Chaos Theory for Sustainable Design

John Body, assistant commissioner for information management for the Australian Taxation Office and CMU School of Design research fellow, gave a really interesting talk on understanding design through chaos theory yesterday. I'll summarize his thoughts.

The discipline of design is changing its face because design thinking is being applied to more complex challenges, challenges with multiple intents and many stakeholders that have to deal with experiences, products and services, processes, technologies, and people. The bigger the system you are dealing with, the more design needs different tools and techniques.

There are currently several ways of working with this complexity: strategic conversation, systems thinking, systems mapping and modeling, management theory, complexity theory (systems of many agents), and what John discussed: chaos theory. Chaos theory really began in 1961 with Edward Lorenz and really took off thanks to computing.
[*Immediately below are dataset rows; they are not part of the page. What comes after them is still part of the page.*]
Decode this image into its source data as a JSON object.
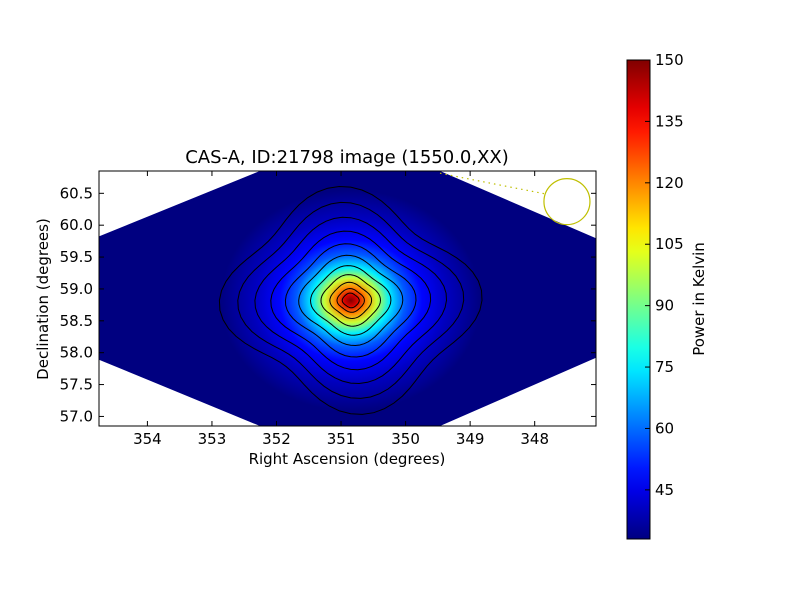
{
  "chart_data": {
    "type": "heatmap",
    "title": "CAS-A, ID:21798 image (1550.0,XX)",
    "xlabel": "Right Ascension (degrees)",
    "ylabel": "Declination (degrees)",
    "xlim": [
      354.75,
      347.05
    ],
    "ylim": [
      56.85,
      60.85
    ],
    "x_ticks": [
      "354",
      "353",
      "352",
      "351",
      "350",
      "349",
      "348"
    ],
    "x_tick_values": [
      354,
      353,
      352,
      351,
      350,
      349,
      348
    ],
    "y_ticks": [
      "57.0",
      "57.5",
      "58.0",
      "58.5",
      "59.0",
      "59.5",
      "60.0",
      "60.5"
    ],
    "y_tick_values": [
      57.0,
      57.5,
      58.0,
      58.5,
      59.0,
      59.5,
      60.0,
      60.5
    ],
    "peak": {
      "ra": 350.85,
      "dec": 58.82,
      "value": 150
    },
    "background_value": 33,
    "colormap": "jet",
    "colors": [
      "#00007f",
      "#0000ff",
      "#007fff",
      "#00ffff",
      "#7fff7f",
      "#ffff00",
      "#ff7f00",
      "#ff0000",
      "#7f0000"
    ],
    "contour_levels": [
      40,
      50,
      60,
      70,
      80,
      90,
      100,
      110,
      120,
      130,
      140
    ],
    "colorbar": {
      "label": "Power in Kelvin",
      "min": 33,
      "max": 150,
      "ticks": [
        "45",
        "60",
        "75",
        "90",
        "105",
        "120",
        "135",
        "150"
      ],
      "tick_values": [
        45,
        60,
        75,
        90,
        105,
        120,
        135,
        150
      ]
    },
    "beam_marker": {
      "ra": 347.5,
      "dec": 60.37,
      "color": "#bfbf00",
      "shape": "circle",
      "trail": "dotted"
    }
  }
}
Computers could run the many simulations and iterations that chaos theory requires. It could be shown over time that small changes have large consequences to systems (the famous butterfly effect).

There are four principles of chaos theory:

  • Order and Chaos. Both things are in all systems, but too much of either thing is a bad thing. You need the proper balance. Too much chaos leads to being out of control. Too much order is equally unsustainable and leads to rigidity, a lack of variety, and ultimately death. Things get more interesting as they reach the edge of chaos, because there are more states the system or object can move into. Chaos has more variety. A glass on the edge of the table is more interesting than a glass in the center of the table.
  • Attractors. Attractors are things within a system around which other things, people, or activities cluster. Attractors give order and form to systems. It is much easier to work with attractors than against them.
  • Fractals. Fractals are about zooming in and out, showing a macro view, then a micro view. The two views are similar, but not identical. You don't find simplicity by zooming it; there is always more depth. Too high a view is bad. So is too low.
  • Non-Linear - Bifurcation. Systems are non-linear and seemingly direct paths often diverge, going in different places than what you expect. Expect the unexpected.

So what does this mean for design? Here's some lessons that came out of the discussion.

  • Working at extremes, too high or too low, isn't very effective. You can either get locked into categories or else get out of control. You need to dip in and out of chaos and order.
  • Sometimes a design team needs to stir things up, sometimes it needs to provide order. You need to know which one is required and use different strategies for each. If a product is too stable and at the end of its useful life, it might need to be disordered.
  • In any project, define the attractors. Seek out what attractors have been missed and which have operative force. Find the relevant ones and use them. Look for attractors that offer opportunities because they are neglected. There are often unspoken attractors like values that can affect a project and put blinkers on evaluation. Formal structure in organization can be a key factor of attractors, but isn't often the primary one.
  • If something is becoming more stable, that usually means it's working.
  • At what level do you begin looking? You need to zoom in and out during the design process so that you can see multiple levels of the project. Zooming can break down the scope of the project. If you are too high, you get scope creep. If you are too low, you get lost in the weeds of detail.
  • Encourage people to push towards instability. Non-linear shifts can lead to new innovations and inventions.
  • Design for the rare 1% of the time, not just the 99% normal times. You have to design for sub-optimal environments. Not efficiency, but redundancy.

By understanding chaos theory and its implications, you can design so that the system continues to be successful, not just one product of the system. Chaos theory helps us understand how you can sustain a system over a long period of time: by getting the right balance of order and chaos, by working with attractors, by looking at multiple levels of the project, and by expecting the unexpected.

We can use chaos theory to support what we already know. But we can also use it to add something extra. In all systems, there are a whole lot of elements working randomly, but somehow all working together. Everything is interconnected, therefore unpredictable things happen.